Stare decisis concerns need not caution against a return to the text because the outcomes of our recent cases—if not the reasoning— are generally consistent with a text-based approach. Indeed, since Travelers every state law this Court has held pre-empted involved a matter explicitly addressed by ERISA provisions. See, e.g., Boggs v. Boggs, 520 U.S. 833, 843–854 (1997) (pre-empting state law and discussing ERISA provisions with which it conflicts); Aetna Health, 542 U. S., at 204 (holding that states cannot create new causes of action that conflict with ERISA’s “ ‘interlocking, interrelated, and interdependent remedial scheme,’ ” located in §502(a) of ERISA).[2]

But it is not enough for this Court to reach the right conclusions. We should do so in the way Congress instructed. Indeed, although we have generally arrived at the conclusions we would arrive at under a text-based approach, our capacious, nontextual test encourages departure from the text. The decision below is testament to that problem. We unanimously reverse that decision today, but we can hardly fault judges when they apply the amorphous test that we gave them.
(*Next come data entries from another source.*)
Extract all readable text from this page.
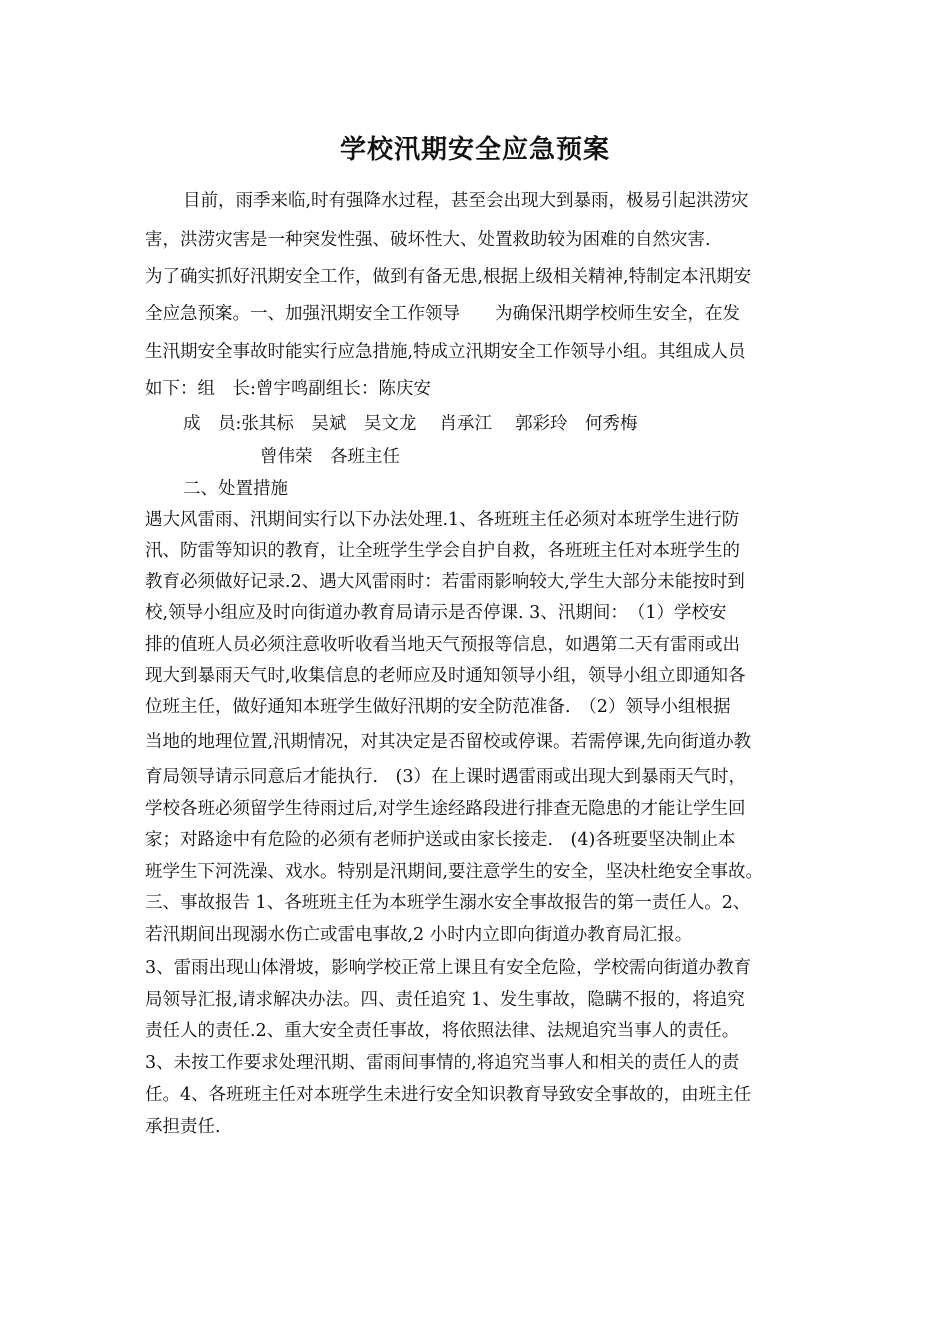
学校汛期安全应急预案
目前，雨季来临,时有强降水过程，甚至会出现大到暴雨，极易引起洪涝灾
害，洪涝灾害是一种突发性强、破坏性大、处置救助较为困难的自然灾害.
为了确实抓好汛期安全工作，做到有备无患,根据上级相关精神,特制定本汛期安
全应急预案。一、加强汛期安全工作领导　　为确保汛期学校师生安全，在发
生汛期安全事故时能实行应急措施,特成立汛期安全工作领导小组。其组成人员
如下：组　长:曾宇鸣副组长：陈庆安
成　员:张其标　吴斌　吴文龙　 肖承江　 郭彩玲　何秀梅
曾伟荣　各班主任
二、处置措施
遇大风雷雨、汛期间实行以下办法处理.1、各班班主任必须对本班学生进行防
汛、防雷等知识的教育，让全班学生学会自护自救，各班班主任对本班学生的
教育必须做好记录.2、遇大风雷雨时：若雷雨影响较大,学生大部分未能按时到
校,领导小组应及时向街道办教育局请示是否停课. 3、汛期间：　（1）学校安
排的值班人员必须注意收听收看当地天气预报等信息，如遇第二天有雷雨或出
现大到暴雨天气时,收集信息的老师应及时通知领导小组，领导小组立即通知各
位班主任，做好通知本班学生做好汛期的安全防范准备.　（2）领导小组根据
当地的地理位置,汛期情况，对其决定是否留校或停课。若需停课,先向街道办教
育局领导请示同意后才能执行.　(3）在上课时遇雷雨或出现大到暴雨天气时，
学校各班必须留学生待雨过后,对学生途经路段进行排查无隐患的才能让学生回
家；对路途中有危险的必须有老师护送或由家长接走.　(4)各班要坚决制止本
班学生下河洗澡、戏水。特别是汛期间,要注意学生的安全，坚决杜绝安全事故。
三、事故报告 1、各班班主任为本班学生溺水安全事故报告的第一责任人。2、
若汛期间出现溺水伤亡或雷电事故,2 小时内立即向街道办教育局汇报。
3、雷雨出现山体滑坡，影响学校正常上课且有安全危险，学校需向街道办教育
局领导汇报,请求解决办法。四、责任追究 1、发生事故，隐瞒不报的，将追究
责任人的责任.2、重大安全责任事故，将依照法律、法规追究当事人的责任。
3、未按工作要求处理汛期、雷雨间事情的,将追究当事人和相关的责任人的责
任。4、各班班主任对本班学生未进行安全知识教育导致安全事故的，由班主任
承担责任.
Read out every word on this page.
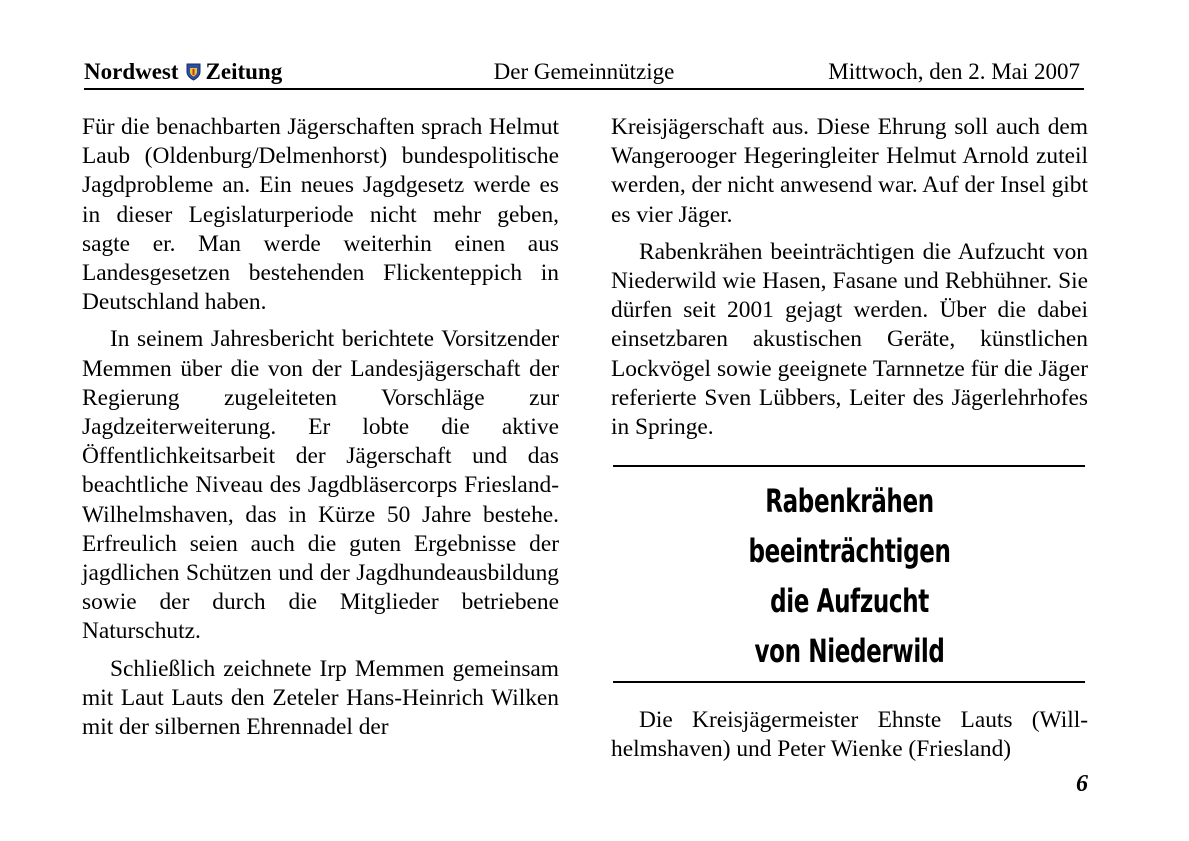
Nordwest Zeitung	Der Gemeinnützige	Mittwoch, den 2. Mai 2007

Für die benachbarten Jägerschaften sprach Helmut Laub (Oldenburg/Delmenhorst) bundespolitische Jagdprobleme an. Ein neues Jagdgesetz werde es in dieser Legislaturperiode nicht mehr geben, sagte er. Man werde weiterhin einen aus Landesgesetzen bestehenden Flickenteppich in Deutschland haben.

In seinem Jahresbericht berichtete Vorsitzender Memmen über die von der Landesjägerschaft der Regierung zugeleiteten Vorschläge zur Jagdzeiterweiterung. Er lobte die aktive Öffentlichkeitsarbeit der Jägerschaft und das beachtliche Niveau des Jagdbläsercorps Friesland-Wilhelmshaven, das in Kürze 50 Jahre bestehe. Erfreulich seien auch die guten Ergebnisse der jagdlichen Schützen und der Jagdhundeausbildung sowie der durch die Mitglieder betriebene Naturschutz.

Schließlich zeichnete Irp Memmen gemeinsam mit Laut Lauts den Zeteler Hans-Heinrich Wilken mit der silbernen Ehrennadel der

Kreisjägerschaft aus. Diese Ehrung soll auch dem Wangerooger Hegeringleiter Helmut Arnold zuteil werden, der nicht anwesend war. Auf der Insel gibt es vier Jäger.

Rabenkrähen beeinträchtigen die Aufzucht von Niederwild wie Hasen, Fasane und Rebhühner. Sie dürfen seit 2001 gejagt werden. Über die dabei einsetzbaren akustischen Geräte, künstlichen Lockvögel sowie geeignete Tarnnetze für die Jäger referierte Sven Lübbers, Leiter des Jägerlehrhofes in Springe.

Rabenkrähen
beeinträchtigen
die Aufzucht
von Niederwild

Die Kreisjägermeister Ehnste Lauts (Willhelmshaven) und Peter Wienke (Friesland)

6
We can and should do better.

Notes
1  We have also held that a state law might have an impermissible connection with ERISA plans if the indirect economic effects of the state law “force an ERISA plan to adopt a certain scheme of substantive coverage or effectively restrict its choice of insurers.” New York State Conference of Blue Cross & Blue Shield Plans v. Travelers Ins. Co., 514 U.S. 645, 668 (1995).
2  The Court has found something to be “a central matter of plan administration” only when the matter is addressed by ERISA’s text. E.g., Egelhoff v. Egelhoff, 532 U.S. 141, 148 (2001); Gobeille v. Liberty Mut. Ins. Co., 577 U. S., at 321–322. And if the state law interferes with national uniformity but ERISA does not address the matter, we have held that the matter in question does not require uniformity. Travelers, 514 U. S., at 662; ante, at 5, (“not every state law that. . . causes some disuniformity in plan administration” is pre-empted). We have also held that ERISA does not pre-empt state laws regulating ERISA plans engaging in activity not regulated by ERISA, like running a hospital. See De Buono v. NYSA–ILA Medical and Clinical Services Fund, 520 U.S. 806 (1997). That makes sense because ERISA has nothing to say about those activities.